FDA acting commissioner Ned Sharpless said: “The ability to use this test to promptly make a presumptive Ebola diagnosis could help providers to more quickly isolate patients and begin treatments that can be potentially life-saving.

“Additionally, this device could be used to support safe and dignified burials while helping to reduce the risk of transmission during those burials.”

FDA approval comes after a review of results from various clinical studies conducted using blood samples and cadaveric oral fluid from the 2014 outbreak in West African and different analytical studies.

Based on the data, the regulator concluded that general and special controls were required to ensure the safety and effectiveness of the OraQuick test.

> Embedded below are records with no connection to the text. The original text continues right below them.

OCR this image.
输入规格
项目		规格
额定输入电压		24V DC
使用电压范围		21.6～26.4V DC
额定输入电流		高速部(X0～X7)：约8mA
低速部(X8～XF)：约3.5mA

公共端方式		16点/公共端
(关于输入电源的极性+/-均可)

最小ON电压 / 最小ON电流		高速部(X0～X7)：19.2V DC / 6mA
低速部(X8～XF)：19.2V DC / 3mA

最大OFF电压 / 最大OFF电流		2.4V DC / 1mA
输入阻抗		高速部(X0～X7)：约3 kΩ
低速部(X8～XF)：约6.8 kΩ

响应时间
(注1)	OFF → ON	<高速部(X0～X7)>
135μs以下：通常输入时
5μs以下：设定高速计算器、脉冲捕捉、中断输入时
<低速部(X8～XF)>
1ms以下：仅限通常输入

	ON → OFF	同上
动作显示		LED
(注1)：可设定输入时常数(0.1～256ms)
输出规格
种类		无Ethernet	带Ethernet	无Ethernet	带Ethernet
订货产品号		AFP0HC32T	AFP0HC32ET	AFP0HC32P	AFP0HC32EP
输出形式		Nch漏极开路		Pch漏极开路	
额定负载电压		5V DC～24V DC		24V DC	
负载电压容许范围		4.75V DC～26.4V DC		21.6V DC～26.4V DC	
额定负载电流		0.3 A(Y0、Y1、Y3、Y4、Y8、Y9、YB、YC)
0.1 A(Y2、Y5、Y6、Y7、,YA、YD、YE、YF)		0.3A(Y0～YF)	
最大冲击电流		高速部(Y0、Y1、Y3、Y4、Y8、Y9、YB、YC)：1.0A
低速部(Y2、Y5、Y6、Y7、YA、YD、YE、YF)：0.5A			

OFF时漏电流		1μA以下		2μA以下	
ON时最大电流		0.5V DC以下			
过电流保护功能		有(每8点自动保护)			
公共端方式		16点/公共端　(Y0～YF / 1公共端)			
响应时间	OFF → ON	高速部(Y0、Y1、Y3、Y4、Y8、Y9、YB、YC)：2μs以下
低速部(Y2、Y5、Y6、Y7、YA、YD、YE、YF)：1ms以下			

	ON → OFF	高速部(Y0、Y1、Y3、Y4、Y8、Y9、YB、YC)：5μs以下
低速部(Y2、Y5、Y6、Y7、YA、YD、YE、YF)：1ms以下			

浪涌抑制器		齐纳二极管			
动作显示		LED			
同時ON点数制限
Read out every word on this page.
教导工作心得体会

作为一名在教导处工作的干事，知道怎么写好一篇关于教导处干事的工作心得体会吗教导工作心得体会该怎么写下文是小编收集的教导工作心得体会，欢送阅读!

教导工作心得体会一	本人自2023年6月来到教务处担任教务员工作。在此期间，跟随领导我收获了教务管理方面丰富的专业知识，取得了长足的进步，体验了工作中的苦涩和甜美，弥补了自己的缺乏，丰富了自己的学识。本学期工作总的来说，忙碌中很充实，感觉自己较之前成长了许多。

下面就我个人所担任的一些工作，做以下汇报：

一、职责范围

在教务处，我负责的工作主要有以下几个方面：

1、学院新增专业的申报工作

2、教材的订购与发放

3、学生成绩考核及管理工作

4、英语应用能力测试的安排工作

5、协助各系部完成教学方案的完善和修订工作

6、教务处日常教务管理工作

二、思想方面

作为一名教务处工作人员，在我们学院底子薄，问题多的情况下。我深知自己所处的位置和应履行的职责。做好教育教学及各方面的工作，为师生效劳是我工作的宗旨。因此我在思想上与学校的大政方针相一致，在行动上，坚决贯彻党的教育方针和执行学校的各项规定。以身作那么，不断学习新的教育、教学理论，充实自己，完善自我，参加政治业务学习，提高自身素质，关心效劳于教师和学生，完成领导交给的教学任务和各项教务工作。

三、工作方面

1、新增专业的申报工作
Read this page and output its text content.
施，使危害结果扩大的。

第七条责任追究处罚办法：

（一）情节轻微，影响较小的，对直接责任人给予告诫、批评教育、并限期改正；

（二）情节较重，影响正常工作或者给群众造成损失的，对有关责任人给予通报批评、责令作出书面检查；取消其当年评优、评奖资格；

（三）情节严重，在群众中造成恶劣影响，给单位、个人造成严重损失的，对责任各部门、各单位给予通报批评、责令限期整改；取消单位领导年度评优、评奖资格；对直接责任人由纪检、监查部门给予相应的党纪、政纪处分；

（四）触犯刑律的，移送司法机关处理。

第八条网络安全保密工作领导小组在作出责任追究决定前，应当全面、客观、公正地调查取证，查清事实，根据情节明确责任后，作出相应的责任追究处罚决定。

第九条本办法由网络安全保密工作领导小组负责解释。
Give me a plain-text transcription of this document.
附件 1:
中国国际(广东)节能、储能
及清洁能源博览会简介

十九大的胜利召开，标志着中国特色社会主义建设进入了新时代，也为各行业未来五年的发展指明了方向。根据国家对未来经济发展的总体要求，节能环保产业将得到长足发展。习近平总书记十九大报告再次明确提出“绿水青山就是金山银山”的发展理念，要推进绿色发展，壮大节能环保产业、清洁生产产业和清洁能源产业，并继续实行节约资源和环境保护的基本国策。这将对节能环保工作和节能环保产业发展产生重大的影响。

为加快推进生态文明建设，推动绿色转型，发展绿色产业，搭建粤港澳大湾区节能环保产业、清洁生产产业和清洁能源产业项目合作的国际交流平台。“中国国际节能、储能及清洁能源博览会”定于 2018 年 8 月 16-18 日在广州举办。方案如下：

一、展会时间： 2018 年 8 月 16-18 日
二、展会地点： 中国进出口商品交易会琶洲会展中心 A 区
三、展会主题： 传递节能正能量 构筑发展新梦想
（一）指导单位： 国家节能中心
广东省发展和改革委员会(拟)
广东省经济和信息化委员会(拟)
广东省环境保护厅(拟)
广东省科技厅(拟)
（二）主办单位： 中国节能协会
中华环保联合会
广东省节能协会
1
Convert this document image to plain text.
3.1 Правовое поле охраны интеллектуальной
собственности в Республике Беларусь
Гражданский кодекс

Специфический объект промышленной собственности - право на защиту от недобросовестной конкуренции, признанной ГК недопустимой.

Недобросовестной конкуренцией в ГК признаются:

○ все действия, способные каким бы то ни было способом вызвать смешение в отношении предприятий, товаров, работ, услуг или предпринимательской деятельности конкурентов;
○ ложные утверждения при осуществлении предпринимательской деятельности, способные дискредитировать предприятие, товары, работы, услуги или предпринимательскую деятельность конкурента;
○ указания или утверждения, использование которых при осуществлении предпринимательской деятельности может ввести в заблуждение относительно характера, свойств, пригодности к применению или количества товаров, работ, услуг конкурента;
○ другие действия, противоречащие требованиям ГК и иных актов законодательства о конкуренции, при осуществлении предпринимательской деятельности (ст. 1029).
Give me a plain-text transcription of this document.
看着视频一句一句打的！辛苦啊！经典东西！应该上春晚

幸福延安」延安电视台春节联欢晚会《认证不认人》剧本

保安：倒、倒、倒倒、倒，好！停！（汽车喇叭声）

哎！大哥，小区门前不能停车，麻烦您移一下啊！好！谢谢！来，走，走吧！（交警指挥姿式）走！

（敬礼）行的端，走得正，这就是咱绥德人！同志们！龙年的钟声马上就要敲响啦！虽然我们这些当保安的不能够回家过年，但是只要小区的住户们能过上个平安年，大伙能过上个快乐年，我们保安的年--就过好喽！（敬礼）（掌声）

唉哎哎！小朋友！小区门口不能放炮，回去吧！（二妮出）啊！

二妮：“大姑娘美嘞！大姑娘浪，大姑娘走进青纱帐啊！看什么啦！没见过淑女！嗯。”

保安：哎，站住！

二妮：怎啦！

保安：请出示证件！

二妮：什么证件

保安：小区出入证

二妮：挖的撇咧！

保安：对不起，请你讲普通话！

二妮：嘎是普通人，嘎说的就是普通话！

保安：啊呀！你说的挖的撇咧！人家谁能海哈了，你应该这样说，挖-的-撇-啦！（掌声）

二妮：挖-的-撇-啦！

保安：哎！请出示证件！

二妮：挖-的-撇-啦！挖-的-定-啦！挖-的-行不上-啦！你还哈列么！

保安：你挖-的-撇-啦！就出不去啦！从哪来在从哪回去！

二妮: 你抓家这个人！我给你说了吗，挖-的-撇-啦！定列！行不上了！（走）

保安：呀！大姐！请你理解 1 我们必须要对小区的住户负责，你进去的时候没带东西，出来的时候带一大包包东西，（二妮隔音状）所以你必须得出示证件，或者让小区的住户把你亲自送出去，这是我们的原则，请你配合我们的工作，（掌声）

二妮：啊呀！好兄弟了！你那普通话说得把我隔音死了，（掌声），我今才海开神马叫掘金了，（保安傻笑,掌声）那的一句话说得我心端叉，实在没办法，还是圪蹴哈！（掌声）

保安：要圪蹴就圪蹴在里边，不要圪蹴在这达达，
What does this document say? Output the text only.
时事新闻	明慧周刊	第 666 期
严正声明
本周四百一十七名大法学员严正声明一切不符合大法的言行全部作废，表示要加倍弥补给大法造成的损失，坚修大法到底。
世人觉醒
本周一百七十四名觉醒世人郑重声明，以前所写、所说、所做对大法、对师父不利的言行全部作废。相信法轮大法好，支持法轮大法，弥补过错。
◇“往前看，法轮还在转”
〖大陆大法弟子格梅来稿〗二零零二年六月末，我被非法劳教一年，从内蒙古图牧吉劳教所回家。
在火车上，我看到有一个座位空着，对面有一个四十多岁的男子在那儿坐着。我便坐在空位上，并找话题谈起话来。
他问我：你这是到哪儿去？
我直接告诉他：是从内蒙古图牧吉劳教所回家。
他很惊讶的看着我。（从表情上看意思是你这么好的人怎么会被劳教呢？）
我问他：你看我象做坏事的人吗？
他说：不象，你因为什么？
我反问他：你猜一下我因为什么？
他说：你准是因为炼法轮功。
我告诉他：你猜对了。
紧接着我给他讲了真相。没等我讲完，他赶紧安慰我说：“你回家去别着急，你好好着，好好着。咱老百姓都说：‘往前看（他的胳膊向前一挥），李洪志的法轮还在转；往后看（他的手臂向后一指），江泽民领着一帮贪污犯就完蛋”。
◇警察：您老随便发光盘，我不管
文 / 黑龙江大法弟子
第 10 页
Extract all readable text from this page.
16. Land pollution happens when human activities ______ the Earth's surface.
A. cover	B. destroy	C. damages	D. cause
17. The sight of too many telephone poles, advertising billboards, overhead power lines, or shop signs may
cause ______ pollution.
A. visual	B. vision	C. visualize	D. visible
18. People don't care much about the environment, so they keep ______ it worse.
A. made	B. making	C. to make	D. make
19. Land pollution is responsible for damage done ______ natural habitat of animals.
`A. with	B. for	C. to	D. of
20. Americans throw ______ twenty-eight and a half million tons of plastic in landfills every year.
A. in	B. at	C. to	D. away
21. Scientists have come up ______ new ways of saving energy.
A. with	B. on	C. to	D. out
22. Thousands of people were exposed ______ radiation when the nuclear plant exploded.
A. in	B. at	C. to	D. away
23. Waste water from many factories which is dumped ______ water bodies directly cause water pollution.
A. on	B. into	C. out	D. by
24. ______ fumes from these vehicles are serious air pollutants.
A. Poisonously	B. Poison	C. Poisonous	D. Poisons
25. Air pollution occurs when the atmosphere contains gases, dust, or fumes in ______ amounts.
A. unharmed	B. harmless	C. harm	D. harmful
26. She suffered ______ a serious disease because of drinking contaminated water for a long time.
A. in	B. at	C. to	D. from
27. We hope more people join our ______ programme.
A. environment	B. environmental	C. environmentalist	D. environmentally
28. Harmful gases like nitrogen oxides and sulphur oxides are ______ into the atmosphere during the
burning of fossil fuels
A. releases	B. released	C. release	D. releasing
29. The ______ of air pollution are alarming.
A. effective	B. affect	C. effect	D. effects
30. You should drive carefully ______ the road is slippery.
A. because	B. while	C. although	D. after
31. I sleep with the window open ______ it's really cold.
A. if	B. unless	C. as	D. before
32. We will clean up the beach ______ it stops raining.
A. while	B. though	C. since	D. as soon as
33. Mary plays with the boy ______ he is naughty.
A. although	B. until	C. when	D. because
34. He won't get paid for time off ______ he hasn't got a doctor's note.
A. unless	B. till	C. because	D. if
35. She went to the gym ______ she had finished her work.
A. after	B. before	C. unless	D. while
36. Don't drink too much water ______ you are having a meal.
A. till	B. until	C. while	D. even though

According to the FDA, studies showed that the test could be used only in symptomatic individuals, where the amount of virus is high enough for detection.

It cannot be used for general Ebola infection screening, or to test people at risk of exposure without observable signs of infection.

Ebola spreads via direct contact with blood or body fluids, as well as objects contaminated with body fluids. It can also spread from the bodies of people who have died from the virus.

The ongoing outbreak of the virus in the Democratic Republic of the Congo (DRC) is considered the second-largest in Africa.

During an outbreak in 2014, the FDA collaborated with Centers for Disease Control and Prevention (CDC) and diagnostics developers to provide access to tests, including the OraQuick test, through the Emergency Use Authorization (EUA) pathway.

In November last year, FDA granted EUA to Chembio Diagnostics’ DPP Ebola Antigen System.